Part of the reason AT&T went from unlimited data plans to data caps with tiered pricing was iPhone users. Or so they said. According to AT&T, iPhone users constitute roughly three percent of their customer base, yet were responsible for 40 percent of data usage on the carrier’s network. To hear AT&T tell it, all those dropped calls and other network issues that people love to complain about were because of their iPhone customers. We have yet to see whether the data caps solve the problems. Recent reports indicated that, for the first time, Android phones are outselling the iPhone, pushing Apple’s device to third place after BlackBerry and Android devices. It just stands to reason that’s going to have an effect on data usage as well.
According to a report from Wired, Verizon Android customers use 25 percent more data than AT&T’s iPhone customers. In addition, a study by Rhythm New Media showed that Android users stream more video over 3G networks than iPhone users do.
What does this mean? Well, for one thing, it means we can probably expect the other three carriers to follow AT&T’s example and begin capping data pretty soon. The major wireless companies all usually follow each other in policy changes and new offerings anyway. It’s part of remaining competitive. In this case, though, by continuing to offer their unlimited data plans, Verizon, Sprint, and T-Mobile maintained a bit of an edge over AT&T. Unless a potential customer is really adamant about getting an iPhone, why wouldn’t they opt for unlimited data over capped, right?

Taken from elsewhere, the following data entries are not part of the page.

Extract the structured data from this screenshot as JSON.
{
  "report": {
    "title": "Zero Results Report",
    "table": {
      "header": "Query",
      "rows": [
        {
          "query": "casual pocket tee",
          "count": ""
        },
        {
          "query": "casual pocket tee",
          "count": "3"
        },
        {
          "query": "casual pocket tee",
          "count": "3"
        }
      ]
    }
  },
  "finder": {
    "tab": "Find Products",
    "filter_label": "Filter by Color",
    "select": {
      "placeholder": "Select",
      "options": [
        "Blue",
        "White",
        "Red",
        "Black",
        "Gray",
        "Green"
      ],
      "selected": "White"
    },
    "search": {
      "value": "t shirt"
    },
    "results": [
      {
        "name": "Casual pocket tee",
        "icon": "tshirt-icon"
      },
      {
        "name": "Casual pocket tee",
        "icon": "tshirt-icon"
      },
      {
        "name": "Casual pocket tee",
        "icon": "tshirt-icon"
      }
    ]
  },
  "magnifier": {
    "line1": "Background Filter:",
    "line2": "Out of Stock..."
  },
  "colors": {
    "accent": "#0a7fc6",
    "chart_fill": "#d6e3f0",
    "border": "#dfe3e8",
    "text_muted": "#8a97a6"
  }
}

AT&T’s data caps went into effect on June 7, 2010. Those who were already AT&T customers with unlimited data at that time were able to keep their unlimited plans if they wanted to, or they could switch to limited and maybe save a little money.
I would imagine the other carriers will do the same. The more people start using smartphones, and the more data they consume. And with the net neutrality debate heating up again, now may be the time to lock in an unlimited plan if you don’t have one already, before you’re left without the choice.